11. The process as defined in claim 1, wherein said distillation step comprises distilling said solution at a temperature of from about 250.degree. C. to about 450.degree. C.

12. A process for manufacturing a high-strength metallurgical coke, comprising the steps of:

(a) dissolving at least one component selected from the group consisting of bituminous coal, subbituminous coal, brown coal and lignite in a hydrocarbon solvent under hydrogenation conditions sufficient to depolymerize coal to produce a solution;

(b) distilling said solution and recovering a reformed coal as a distillation bottoms product;

(c) blending said reformed coal with at least one other coal which is suitable for the production of high-strength metallurgical coke by carbonization;

(d) briquetting said blended coal made from the reformed coal and the other coal;

(e) blending at least one additional coal suitable for carbonization with said briquetted coal; and

(f) subjecting said blend of briquetted coal and other coal to coking conditions at a temperature sufficient to produce high-strength coke.

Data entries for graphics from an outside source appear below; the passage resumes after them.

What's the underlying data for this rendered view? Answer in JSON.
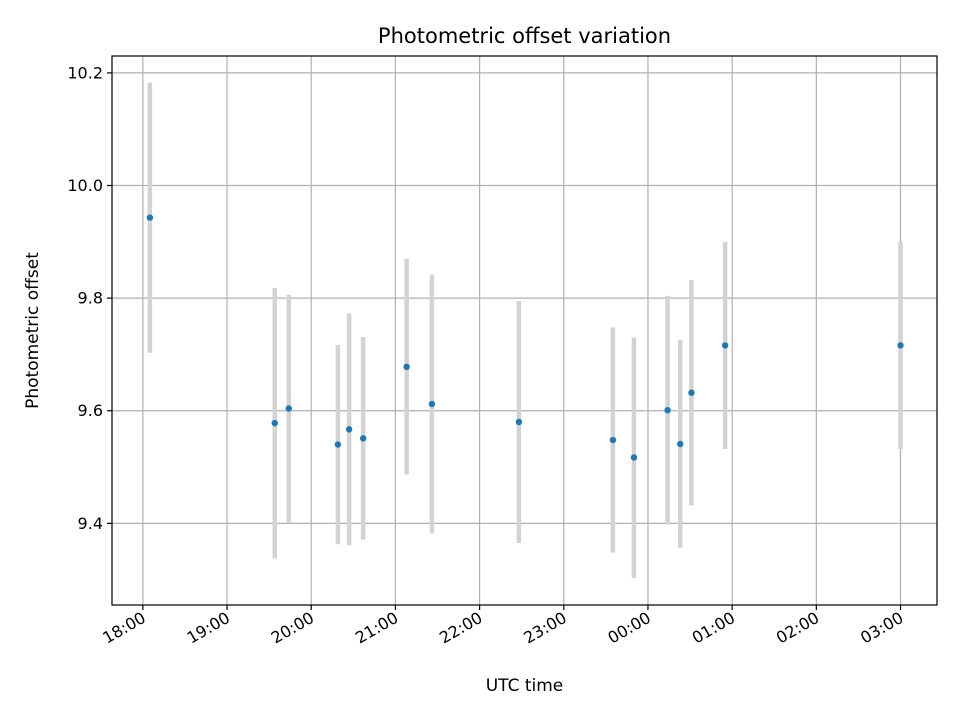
{
  "chart_data": {
    "type": "scatter",
    "title": "Photometric offset variation",
    "xlabel": "UTC time",
    "ylabel": "Photometric offset",
    "x_unit": "UTC time (HH:MM), night spanning midnight",
    "x_ticks": [
      "18:00",
      "19:00",
      "20:00",
      "21:00",
      "22:00",
      "23:00",
      "00:00",
      "01:00",
      "02:00",
      "03:00"
    ],
    "xlim": [
      "17:38",
      "03:26"
    ],
    "y_ticks": [
      "9.4",
      "9.6",
      "9.8",
      "10.0",
      "10.2"
    ],
    "ylim": [
      9.255,
      10.23
    ],
    "grid": true,
    "marker_color": "#1f77b4",
    "errorbar_color": "#d3d3d3",
    "points": [
      {
        "x": "18:05",
        "y": 9.943,
        "y_low": 9.703,
        "y_high": 10.183
      },
      {
        "x": "19:34",
        "y": 9.578,
        "y_low": 9.338,
        "y_high": 9.818
      },
      {
        "x": "19:44",
        "y": 9.604,
        "y_low": 9.402,
        "y_high": 9.806
      },
      {
        "x": "20:19",
        "y": 9.54,
        "y_low": 9.363,
        "y_high": 9.717
      },
      {
        "x": "20:27",
        "y": 9.567,
        "y_low": 9.361,
        "y_high": 9.773
      },
      {
        "x": "20:37",
        "y": 9.551,
        "y_low": 9.371,
        "y_high": 9.731
      },
      {
        "x": "21:08",
        "y": 9.678,
        "y_low": 9.487,
        "y_high": 9.87
      },
      {
        "x": "21:26",
        "y": 9.612,
        "y_low": 9.382,
        "y_high": 9.842
      },
      {
        "x": "22:28",
        "y": 9.58,
        "y_low": 9.365,
        "y_high": 9.795
      },
      {
        "x": "23:35",
        "y": 9.548,
        "y_low": 9.348,
        "y_high": 9.748
      },
      {
        "x": "23:50",
        "y": 9.517,
        "y_low": 9.303,
        "y_high": 9.73
      },
      {
        "x": "00:14",
        "y": 9.601,
        "y_low": 9.398,
        "y_high": 9.804
      },
      {
        "x": "00:23",
        "y": 9.541,
        "y_low": 9.357,
        "y_high": 9.726
      },
      {
        "x": "00:31",
        "y": 9.632,
        "y_low": 9.432,
        "y_high": 9.832
      },
      {
        "x": "00:55",
        "y": 9.716,
        "y_low": 9.532,
        "y_high": 9.9
      },
      {
        "x": "03:00",
        "y": 9.716,
        "y_low": 9.532,
        "y_high": 9.9
      }
    ]
  }
}
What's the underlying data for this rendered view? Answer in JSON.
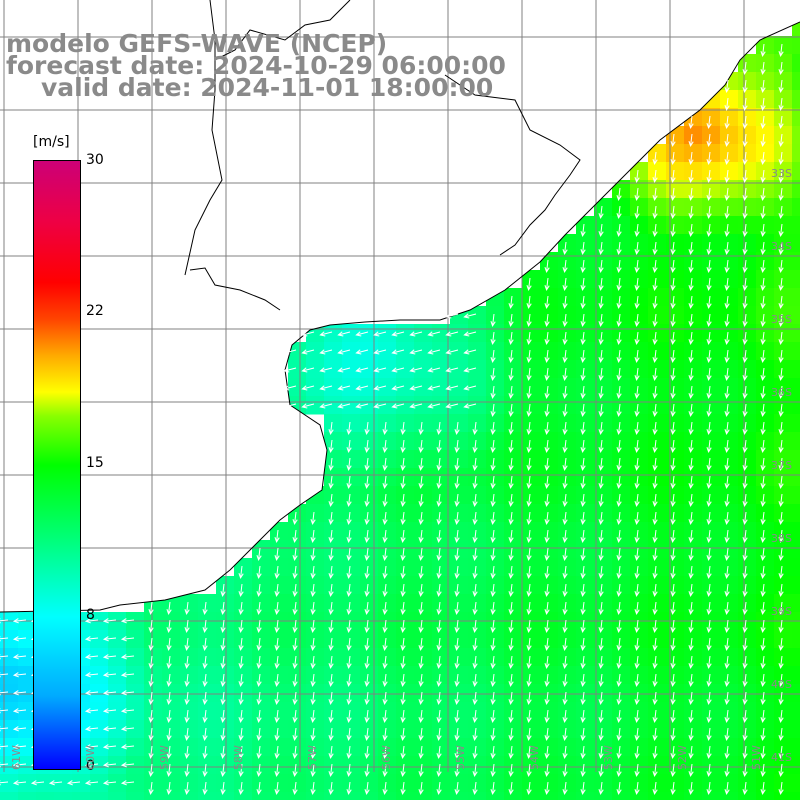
{
  "title": {
    "line1": "modelo GEFS-WAVE (NCEP)",
    "line2": "forecast date: 2024-10-29 06:00:00",
    "line3": "valid date: 2024-11-01 18:00:00"
  },
  "colorbar": {
    "units": "[m/s]",
    "ticks": [
      "30",
      "22",
      "15",
      "8",
      "0"
    ],
    "tick_values": [
      30,
      22,
      15,
      8,
      0
    ],
    "min": 0,
    "max": 30
  },
  "axes": {
    "lon_labels": [
      "61W",
      "60W",
      "59W",
      "58W",
      "57W",
      "56W",
      "55W",
      "54W",
      "53W",
      "52W",
      "51W"
    ],
    "lat_labels": [
      "33S",
      "34S",
      "35S",
      "36S",
      "37S",
      "38S",
      "39S",
      "40S",
      "41S"
    ]
  },
  "colors": {
    "title": "#8a8a8a",
    "coast": "#000000",
    "grid": "#808080",
    "arrows": "#ffffff"
  },
  "arrow_direction": "mostly southward"
}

13. The process as defined by claim 12, wherein the content of reformed coal in the briquetted coal is between 3% and 20% by weight and the weight ratio of briquetted coal to the other coal is between about 10:90 and 50:50.

14. The process as defined by claim 12, wherein the content of reformed coal in the briquetted coal is between 5% and 10% by weight and the weight ratio of briquetted coal to the other coal is between 20:80 and 30:70.

15. A process for manufacturing a high-strength metallurgical coke, having a drum index (DI.sub.15.sup.30) of at least 92, comprising the steps of:

(a) dissolving at least one first coal component selected from the group consisting of bituminous coal, sub-bituminous coal, brown coal and lignite in a hydrocarbon solvent under hydrogenation conditions sufficient to depolymerize coal to produce a solution;

(b) distilling said solution and recovering a reformed coal as a distillation bottoms product;

(c) providing a second coal component which

(1) comprises at least one highrank coal, and

(2) upon carbonization, yields a high-strength metallurgical coke having a drum index (DI.sub.15.sup.30) of at least 92;

(d) substituting said reformed coal for at least a portion of said high-rank coal in said second coal component to produce a blended coal; and

(e) subjecting said blended coal to coking conditions at a temperature sufficient to produce high-strength coke.